I'm not going to say this is something I've mastered, and we all stick our foot in our mouths from time to time. It's about trying. Trying to imagine how you would feel if it was said to YOU.

When you try, you'll find that you learn to change your narrative to a much happier conversation if you pause first, and imagine being on the receiving end of your words. It may save you from hurting someone's feelings (when you weren't trying to) and prevent you harming a good friendship or stalling a relationship that might have been sparked. 


 

STORYTIME: I posted a picture. At the time, I had just mastered a new skill. I was feeling cheeky about myself. I wanted to share that great feeling with others. I wanted to show people this new hobby and see who else shared the same excitement about it. I opted for the social-media-cleavage-selfie. It showed all my cool supplies in the background, including something I had crafted myself for it, and I thought it looked pretty cool from that angle. 

What happened? The first comment was "I see boobies lol" and then my partner asked me "why did you have to put your boobs in the picture?" 

I felt instant shame and embarrassment. Pride turned depression in 0 point 3 seconds flat. I deleted the post immediately (along with the one nice comment from someone else that I didn't allow myself to acknowledge). It took the rest of the week to get back to feeling happy again. Every time I thought about going back to that hobby, all I could think of was "boobies lol" and didn't feel like practicing anymore. I felt like a dumb bimbo without a brain who only wanted to show off her boobies. (That's not really me. I have tiny boobs. It's rare that I feel awesome about my boobs. Really. )

I know no one meant the comments to be mean or condescending, and they weren't saying it to judge, but it still derailed from the point of the post. They saw the pic in a different perspective I did. What they said/posted within 30 seconds affected me for days. Would it have gone differently if they had waited 5 minutes to think about their words before saying them? Probably not. They probably would have said the same thing anyways because they don't own boobs and wouldn't understand how I was feeling about the pic. I thought it was a neat picture angle... they thought I was showing off my boobs. In the moment, it was both really, but it wasn't the direction I thought the comments would go. Naive little me.

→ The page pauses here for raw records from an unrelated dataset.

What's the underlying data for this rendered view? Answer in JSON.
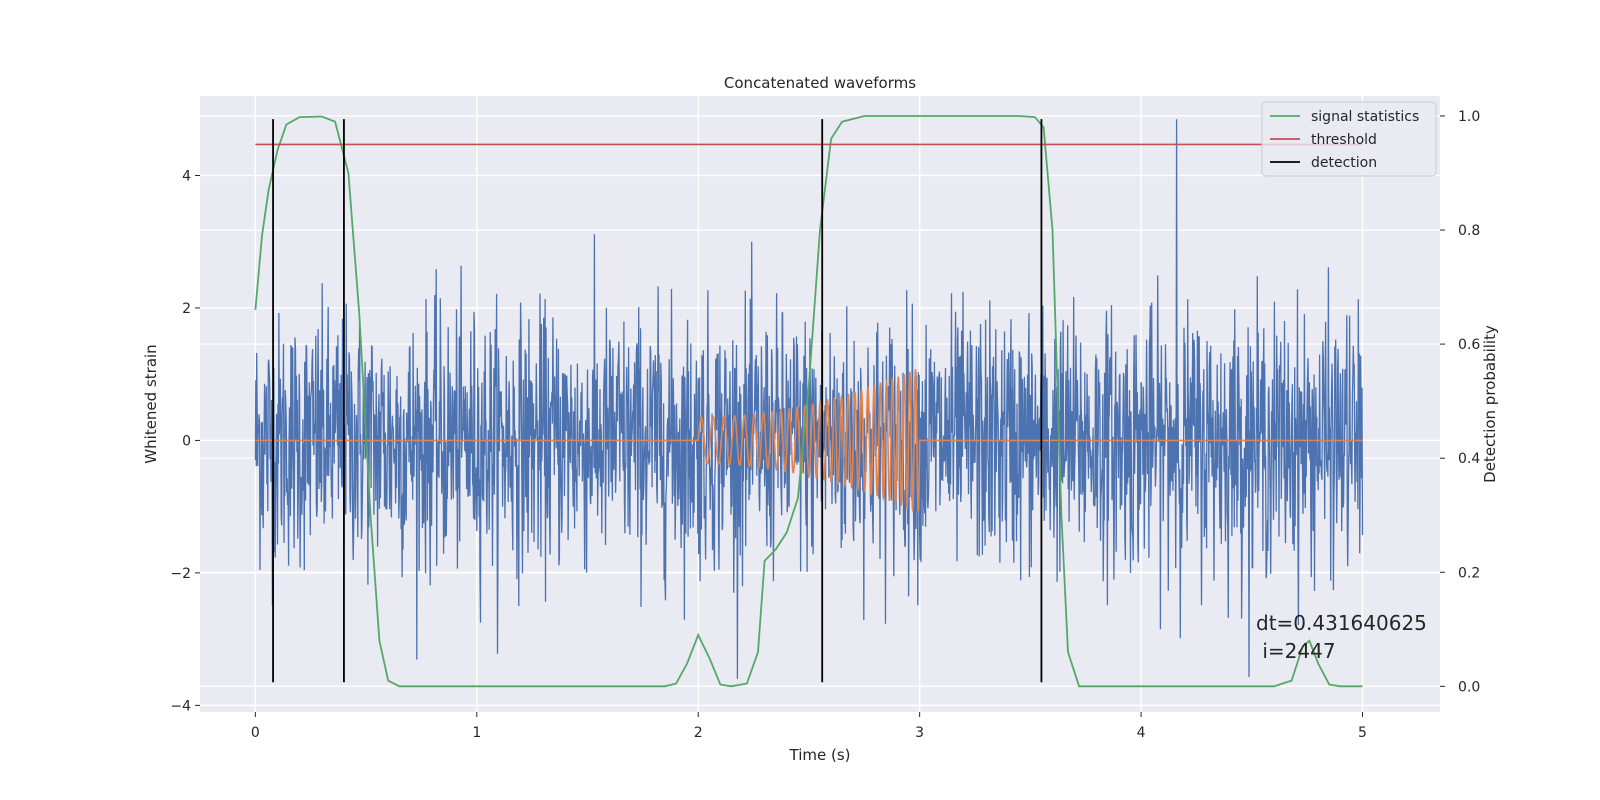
{
  "chart_data": {
    "type": "line",
    "title": "Concatenated waveforms",
    "xlabel": "Time (s)",
    "ylabel": "Whitened strain",
    "ylabel_right": "Detection probability",
    "xlim": [
      -0.25,
      5.35
    ],
    "ylim": [
      -4.1,
      5.2
    ],
    "ylim_right": [
      -0.045,
      1.035
    ],
    "xticks": [
      0,
      1,
      2,
      3,
      4,
      5
    ],
    "yticks": [
      -4,
      -2,
      0,
      2,
      4
    ],
    "yticks_right": [
      0.0,
      0.2,
      0.4,
      0.6,
      0.8,
      1.0
    ],
    "xtick_labels": [
      "0",
      "1",
      "2",
      "3",
      "4",
      "5"
    ],
    "ytick_labels": [
      "−4",
      "−2",
      "0",
      "2",
      "4"
    ],
    "ytick_right_labels": [
      "0.0",
      "0.2",
      "0.4",
      "0.6",
      "0.8",
      "1.0"
    ],
    "grid": true,
    "series": [
      {
        "name": "whitened strain (noise)",
        "axis": "left",
        "color": "#4c72b0",
        "description": "random noise, amplitude ~1, peaks to ~3.4, spike 4.85 at t=4.16",
        "t_range": [
          0,
          5
        ]
      },
      {
        "name": "injected signal",
        "axis": "left",
        "color": "#dd8452",
        "description": "chirp from t=2 to t=3, amplitude 0.35 to 1.1",
        "t_range": [
          2,
          3
        ]
      },
      {
        "name": "signal statistics",
        "axis": "right",
        "color": "#55a868",
        "points": [
          [
            0,
            0.66
          ],
          [
            0.03,
            0.79
          ],
          [
            0.06,
            0.87
          ],
          [
            0.1,
            0.94
          ],
          [
            0.14,
            0.985
          ],
          [
            0.2,
            0.998
          ],
          [
            0.3,
            0.999
          ],
          [
            0.36,
            0.99
          ],
          [
            0.42,
            0.9
          ],
          [
            0.47,
            0.65
          ],
          [
            0.52,
            0.3
          ],
          [
            0.56,
            0.08
          ],
          [
            0.6,
            0.01
          ],
          [
            0.65,
            0.0
          ],
          [
            1.85,
            0.0
          ],
          [
            1.9,
            0.005
          ],
          [
            1.95,
            0.04
          ],
          [
            2.0,
            0.09
          ],
          [
            2.05,
            0.05
          ],
          [
            2.1,
            0.003
          ],
          [
            2.15,
            0.0
          ],
          [
            2.22,
            0.005
          ],
          [
            2.27,
            0.06
          ],
          [
            2.3,
            0.22
          ],
          [
            2.35,
            0.24
          ],
          [
            2.4,
            0.27
          ],
          [
            2.45,
            0.33
          ],
          [
            2.5,
            0.53
          ],
          [
            2.55,
            0.8
          ],
          [
            2.6,
            0.96
          ],
          [
            2.65,
            0.99
          ],
          [
            2.75,
            1.0
          ],
          [
            3.45,
            1.0
          ],
          [
            3.52,
            0.998
          ],
          [
            3.56,
            0.98
          ],
          [
            3.6,
            0.8
          ],
          [
            3.64,
            0.3
          ],
          [
            3.67,
            0.06
          ],
          [
            3.72,
            0.0
          ],
          [
            4.6,
            0.0
          ],
          [
            4.68,
            0.01
          ],
          [
            4.73,
            0.07
          ],
          [
            4.76,
            0.08
          ],
          [
            4.8,
            0.04
          ],
          [
            4.85,
            0.003
          ],
          [
            4.9,
            0.0
          ],
          [
            5.0,
            0.0
          ]
        ]
      },
      {
        "name": "threshold",
        "axis": "right",
        "color": "#c44e52",
        "value": 0.95,
        "t_range": [
          0,
          5
        ]
      },
      {
        "name": "detection",
        "axis": "left",
        "color": "#000000",
        "x": [
          0.08,
          0.4,
          2.56,
          3.55
        ],
        "y_range": [
          -3.65,
          4.85
        ]
      }
    ],
    "legend": {
      "placement": "upper right",
      "entries": [
        {
          "label": "signal statistics",
          "color": "#55a868"
        },
        {
          "label": "threshold",
          "color": "#c44e52"
        },
        {
          "label": "detection",
          "color": "#000000"
        }
      ]
    },
    "annotation": {
      "line1": "dt=0.431640625",
      "line2": " i=2447"
    }
  }
}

But do NOT feel sorry for me. Live and learn, and what not. And this is what I learned... I know I've done this to others. I've seen the selfie pic and jokingly posted "holy boobs batman!" to be funny. I did it in seconds without thinking before I hit the post/send button. Thinking back, I now feel like giant bag of dicks. 

Our reactions are instantaneous these days. THEY SHOULDN'T BE. 

Our fingers should not be conditioned to hit enter without re-reading what we are about to put out in the world. We aren't just typing a class paper that we plan to edit before sending to the teacher. We are writing things that NEVER get an 'edit stage' before the entire world sees them. And that's not right. Our communication patterns, as a world, are changing because of the ease of technology. But MANNERS should never change, and unfortunately those are being forgotten in a society full of instant gratification. 

This is not a story about the right/wrong way to respond to a post. Every situation is different. It's simply a reminder to practice saying your words to YOURSELF before you release them onto others. We aren't always going to know how someone else would react, but if it makes you feel bad thinking about someone else saying it to you... well then you know you need to just keep your mouth shut and not say it to someone else. 

But does it make them feel AWESOME? Go for it.


HOMEWORK: 

Comment something positive on someone else's post. ONLY positive. Bonus points if you do it on a post that makes you eyeroll the first time you look at it. Remember, not every single post has to do with someone trying to find gratification and validation to replace the hole in their heart. They might just be posting it cause they thought it was a cool pic. BE SUPPORTIVE.